The libretto by Alexei Tolstoy and Alexander Starchakov is based on the story of the human ape Orango who has been created by science, like Bulgakov’s Sharikov. Orango, a mercenary careerist and enemy of communism, is a caricature of the decadent West who openly criticises the Soviet Union.
The opera was commissioned from the twenty-six-year-old composer by the Bolshoi Theatre in 1932 to mark the fifteenth anniversary of the October Revolution, but it was never completed.
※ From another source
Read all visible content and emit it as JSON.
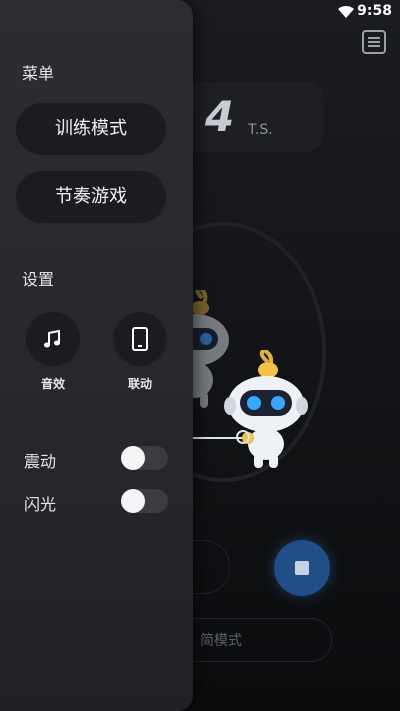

The manuscript (roughly forty minutes of music for piano, chorus and eleven solo singers) was discovered in 2004 by Olga Digonskaya, a researcher of the Glinka Archive and Moscow Museum, in the Shostakovich Archive. The man behind the world premiere was the conductor Esa-Pekka Salonen in 2011 in Los Angeles. In 2014 together with the London Philharmonia Orchestra he presented Orango at the Great Hall of the Moscow Conservatoire as part of the Mstislav Rostropovich Festival. That same year, with the Finnish Radio Orchestra and the Gustaf Sjökvist and Mikaeli Chamber Choruses, Salonen took the opera to the Baltic Sea Festival in Stockholm, the lead roles being performed by soloists of the Mariinsky Academy. Last May a stage version of Orango produced by the Perm Opera House under the baton of Teodor Currentzis proved a sensation at the Diaghilev Festival.
The “resurrection” of the opera may well prove another sensational event for London audiences, as the young Shostakovich’s opus touches on still-current matters of scientific progress, cultural differences and the public mind-set.